Note that I haven't really explained what the game is about. Honestly, this is sort of unimportant next to the great dice-and-cards mechanics of the game. Basically, you're picking up goods in the city of Macao, then transporting them by ship to other cities across the globe, earning victory points in the process. After exactly 12 rounds, the player with the most points wins. (With there being a few other ways to earn victory points along the way -- including by some of those cards in that deck I mentioned.)

As I've said (probably a few times by now), it's quite a clever game. The only real problem I can say about it now, after having played it a few times, is that some players seem to become crippled with analysis paralysis while playing it. It's an especially frustrating problem here, as compared to other games I've played with a high AP factor, because for some reason I can't quite identify yet, the "spread" seems greater here. That is, when it comes to picking two dice for the round (and one new card for the round, from the six available for "drafting"), there seems to be an enormous gap of time between players who can consider their options and choose quickly and those who agonize about it for a long time. I think myself in the former category on this, which annoys me a few times every game. Perhaps this game needs a "shot clock." Or experienced players.

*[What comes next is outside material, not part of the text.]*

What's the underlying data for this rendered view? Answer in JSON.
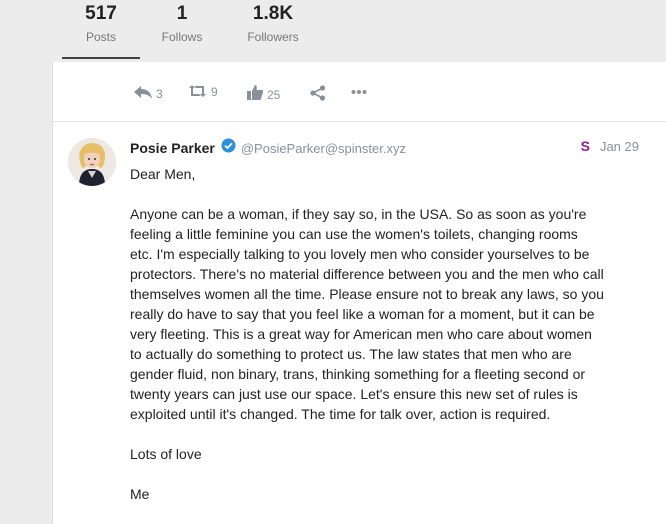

In either case, I do very much want to become an "experienced player." Every game I've played thus far has been great, barring those few times per game spent waiting on an AP victim. Here's hoping that problem shrinks over time, and here's me recommending the game for German board game fans. It's kind of a strange hybrid of Tikal and Puerto Rico (both of which I love), with unique ideas all its own.

1 comment:

Anonymous said...

GREAT game, and your analysis is spot on. AP can be terrible here, and you have to choose your players carefully.
I'm blessed with a 1.5 hour lunch break at work, and we can always squeeze whatever Eurogame we decide to play on any given day. But Macao? No dice (he).
The first couple of games took 2 hours to completion. The next couple of games (with experienced people) took 1.45 hours. Only now are we finally driving it down to 1.5 hours, and that's with a universal rejection of newbies. We just don't have time to teach the game. Essentially, when a newbie tells us he wants to play, we'll ask "Have you seen us play? Do you think you can jump in if we help you along for the first few turns?" If he or she answers yes to those questions, hop aboard. If not, you'd better learn how to swim.

So yeah, game time does go down, but it takes some games and return players.
But it's so much fun that I don't mind "breaking it in."